Science >> Wetenschap >  >> Chemie

Waarom kunnen alkali -metalen en aarde kation vormen?

Alkali -metalen en alkalische aardmetalen vormen kationen vanwege hun elektronenconfiguraties en de neiging om een ​​stabiele adellijke gasconfiguratie te bereiken. Hier is een uitsplitsing:

1. Elektronenconfiguratie:

* Alkali -metalen (groep 1): Hebben één valentie -elektron (elektron in de buitenste schaal).

* alkalische aardmetalen (groep 2): Hebben twee valentie -elektronen.

2. Nobele gasconfiguratie:

* Atomen zijn het meest stabiel wanneer hun buitenste schaal vol is.

* Nobele gassen (groep 18) hebben een volledige buitenste schaal, waardoor ze zeer onuitvoerbaar zijn.

3. Vorming van kationen:

* Alkali metalen Verlies eenvoudig hun enkele valentie -elektron om een ​​+1 kation te vormen, waardoor de stabiele elektronenconfiguratie van het voorgaande edelgas wordt bereikt. Natrium (NA) verliest bijvoorbeeld één elektron om Na⁺ te worden, dat dezelfde elektronenconfiguratie heeft als neon (NE).

* alkalische aardmetalen Verlies hun twee valentie -elektronen om een ​​+2 kation te vormen, waardoor ook de stabiele elektronenconfiguratie van het voorgaande edelgas wordt bereikt. Magnesium (mg) verliest bijvoorbeeld twee elektronen om mg²⁺ te worden, die dezelfde elektronenconfiguratie heeft als neon (NE).

Samenvattend:

* Alkali -metalen en alkalische aardmetalen hebben een sterke neiging om elektronen te verliezen om een ​​stabiele elektronenconfiguratie te bereiken.

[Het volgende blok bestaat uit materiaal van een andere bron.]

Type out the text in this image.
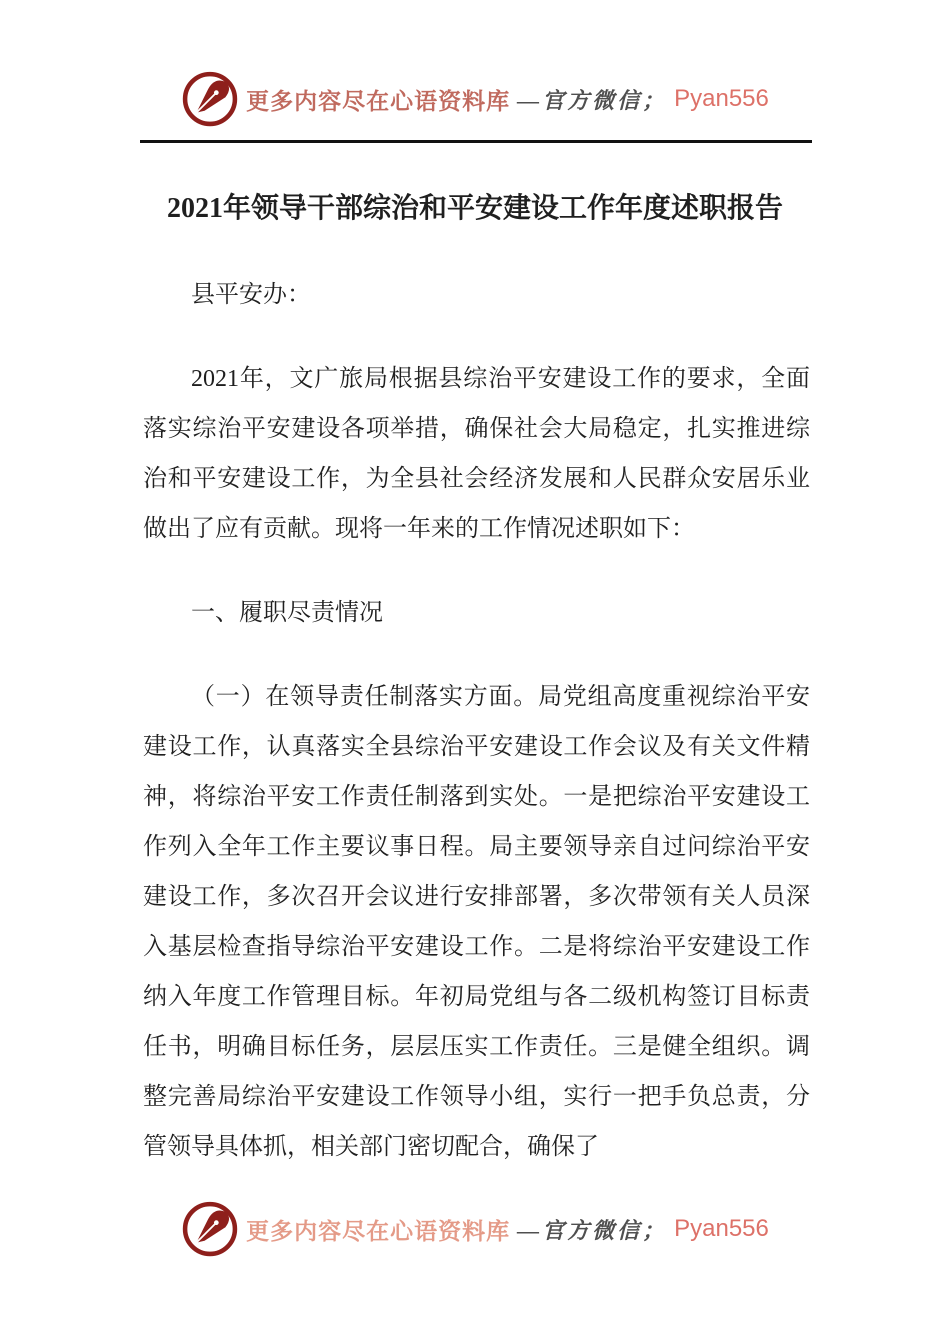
更多内容尽在心语资料库 —官方微信； Pyan556
2021年领导干部综治和平安建设工作年度述职报告

县平安办：

2021年，文广旅局根据县综治平安建设工作的要求，全面落实综治平安建设各项举措，确保社会大局稳定，扎实推进综治和平安建设工作，为全县社会经济发展和人民群众安居乐业做出了应有贡献。现将一年来的工作情况述职如下：

一、履职尽责情况

（一）在领导责任制落实方面。局党组高度重视综治平安建设工作，认真落实全县综治平安建设工作会议及有关文件精神，将综治平安工作责任制落到实处。一是把综治平安建设工作列入全年工作主要议事日程。局主要领导亲自过问综治平安建设工作，多次召开会议进行安排部署，多次带领有关人员深入基层检查指导综治平安建设工作。二是将综治平安建设工作纳入年度工作管理目标。年初局党组与各二级机构签订目标责任书，明确目标任务，层层压实工作责任。三是健全组织。调整完善局综治平安建设工作领导小组，实行一把手负总责，分管领导具体抓，相关部门密切配合，确保了

更多内容尽在心语资料库 —官方微信； Pyan556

* Dit verlies van elektronen resulteert in de vorming van positief geladen ionen (kationen).

Voorbeeld:

* natrium (NA): [NE] 3S¹ → Na⁺ + E⁻ (verliest één elektron, wordt als neon)

* magnesium (mg): [NE] 3S² → Mg²⁺ + 2e⁻ (verliest twee elektronen, wordt als neon)

Het gemak waarmee alkali -metalen en alkalische aardmetalen kationen vormen, is een sleutelfactor in hun chemische reactiviteit. Ze nemen gemakkelijk deel aan ionische binding en vormen zouten met niet -metalen.